Lapierre played parts of six seasons with the Canadiens, and he was one of the Habs' great agitators during their many great battles with Boston.
Lapierre has gotten under the Bruins' skin during his career, and his dogged actions have reappeared during the Stanley Cup Finals, most notably when he mocked Patrice Bergeron in Game 2 by sticking his fingers near Bergeron's mouth. Seldom one to fight his own fight, Lapierre won't ever win a popularity contest among his NHL peers, particularly if the judges were stationed in Boston.
But the fact of the matter is Lapierre was the best forward on the ice during the third period, and he might have had the best three-shift stretch of his entire career early in the period. Lapierre, who had four hits and three shots during the game, was aggressive in all three zones, and he was an offensive wizard with the puck through the early portion of the period.

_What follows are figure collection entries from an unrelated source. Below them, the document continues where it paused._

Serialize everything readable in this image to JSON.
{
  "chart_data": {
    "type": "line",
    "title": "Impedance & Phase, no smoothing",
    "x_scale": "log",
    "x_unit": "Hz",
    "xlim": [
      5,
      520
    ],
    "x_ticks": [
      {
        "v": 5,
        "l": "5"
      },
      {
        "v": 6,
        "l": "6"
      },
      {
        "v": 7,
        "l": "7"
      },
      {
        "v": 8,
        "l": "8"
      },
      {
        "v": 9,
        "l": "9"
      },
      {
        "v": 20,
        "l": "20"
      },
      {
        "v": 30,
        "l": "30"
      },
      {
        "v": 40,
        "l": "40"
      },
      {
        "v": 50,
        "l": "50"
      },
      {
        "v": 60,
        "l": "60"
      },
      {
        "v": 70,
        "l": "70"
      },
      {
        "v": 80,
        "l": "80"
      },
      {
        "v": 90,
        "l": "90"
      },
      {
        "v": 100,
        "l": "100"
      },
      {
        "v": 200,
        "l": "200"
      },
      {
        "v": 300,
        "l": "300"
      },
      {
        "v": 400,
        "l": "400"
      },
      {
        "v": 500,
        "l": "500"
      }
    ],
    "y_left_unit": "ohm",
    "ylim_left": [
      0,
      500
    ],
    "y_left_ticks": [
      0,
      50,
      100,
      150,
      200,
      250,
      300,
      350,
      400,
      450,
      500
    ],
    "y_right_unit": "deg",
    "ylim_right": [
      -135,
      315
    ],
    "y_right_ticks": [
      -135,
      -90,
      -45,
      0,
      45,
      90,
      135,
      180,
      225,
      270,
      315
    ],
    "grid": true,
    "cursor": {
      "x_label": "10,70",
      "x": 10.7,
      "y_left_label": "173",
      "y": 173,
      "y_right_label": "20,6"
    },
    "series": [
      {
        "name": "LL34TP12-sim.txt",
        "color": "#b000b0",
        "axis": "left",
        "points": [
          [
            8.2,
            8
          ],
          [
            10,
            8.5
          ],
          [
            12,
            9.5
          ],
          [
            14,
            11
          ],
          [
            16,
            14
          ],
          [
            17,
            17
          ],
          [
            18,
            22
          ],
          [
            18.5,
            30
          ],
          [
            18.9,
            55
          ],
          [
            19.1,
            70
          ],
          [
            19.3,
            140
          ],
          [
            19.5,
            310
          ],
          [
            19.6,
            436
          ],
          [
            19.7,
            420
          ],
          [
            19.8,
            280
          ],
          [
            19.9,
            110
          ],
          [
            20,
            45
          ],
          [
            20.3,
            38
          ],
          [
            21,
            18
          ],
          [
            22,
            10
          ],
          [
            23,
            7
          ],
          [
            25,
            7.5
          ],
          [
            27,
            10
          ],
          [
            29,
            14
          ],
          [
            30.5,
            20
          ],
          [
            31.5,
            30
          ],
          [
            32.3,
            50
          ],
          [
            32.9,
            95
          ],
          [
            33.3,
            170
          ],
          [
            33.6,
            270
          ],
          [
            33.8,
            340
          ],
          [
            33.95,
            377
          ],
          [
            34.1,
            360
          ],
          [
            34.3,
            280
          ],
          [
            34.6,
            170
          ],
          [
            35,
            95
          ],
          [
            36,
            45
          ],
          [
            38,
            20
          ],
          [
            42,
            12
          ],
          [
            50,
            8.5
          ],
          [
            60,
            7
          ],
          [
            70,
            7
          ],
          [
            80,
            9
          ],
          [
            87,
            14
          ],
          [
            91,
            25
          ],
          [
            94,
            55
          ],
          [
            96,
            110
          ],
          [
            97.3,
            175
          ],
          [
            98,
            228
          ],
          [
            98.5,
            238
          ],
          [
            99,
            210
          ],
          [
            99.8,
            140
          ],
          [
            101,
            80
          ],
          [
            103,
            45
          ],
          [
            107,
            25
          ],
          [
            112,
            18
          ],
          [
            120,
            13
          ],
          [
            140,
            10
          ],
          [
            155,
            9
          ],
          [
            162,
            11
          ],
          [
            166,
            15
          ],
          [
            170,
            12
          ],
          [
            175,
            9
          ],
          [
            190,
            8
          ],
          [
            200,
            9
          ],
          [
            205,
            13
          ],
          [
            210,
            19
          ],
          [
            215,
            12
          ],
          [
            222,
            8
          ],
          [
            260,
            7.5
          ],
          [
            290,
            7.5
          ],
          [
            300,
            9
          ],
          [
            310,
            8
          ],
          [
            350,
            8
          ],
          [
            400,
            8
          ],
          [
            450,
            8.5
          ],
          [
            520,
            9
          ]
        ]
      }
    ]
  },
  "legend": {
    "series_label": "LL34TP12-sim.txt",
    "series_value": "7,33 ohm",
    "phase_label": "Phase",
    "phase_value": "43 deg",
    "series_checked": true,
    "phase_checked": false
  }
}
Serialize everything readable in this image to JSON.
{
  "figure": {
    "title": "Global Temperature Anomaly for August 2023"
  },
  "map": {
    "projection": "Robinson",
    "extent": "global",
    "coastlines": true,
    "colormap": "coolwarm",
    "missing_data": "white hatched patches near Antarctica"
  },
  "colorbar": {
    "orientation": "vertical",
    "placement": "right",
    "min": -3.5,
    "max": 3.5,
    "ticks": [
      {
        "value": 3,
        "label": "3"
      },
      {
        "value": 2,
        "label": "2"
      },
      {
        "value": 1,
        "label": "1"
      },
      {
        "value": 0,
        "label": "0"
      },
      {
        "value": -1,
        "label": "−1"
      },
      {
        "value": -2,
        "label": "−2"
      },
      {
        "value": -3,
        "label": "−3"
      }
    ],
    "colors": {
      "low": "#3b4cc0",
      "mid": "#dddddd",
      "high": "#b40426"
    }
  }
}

Lapierre, who was traded twice this season, has become the second Boston villain to double as a Vancouver hero in the series. Alex Burrows sunk his teeth into that role in Game 2, but Lapierre delivered a more critical blow Friday when he pushed the Bruins to the brink of elimination.
And of course, Lapierre did it in his own unique way, one that has drawn a venomous reaction from the Bruins for the better part of a decade.
"The main thing is to have fun," Lapierre said. "When you come out and have fun and you're focused on your game plan, it makes things more easier."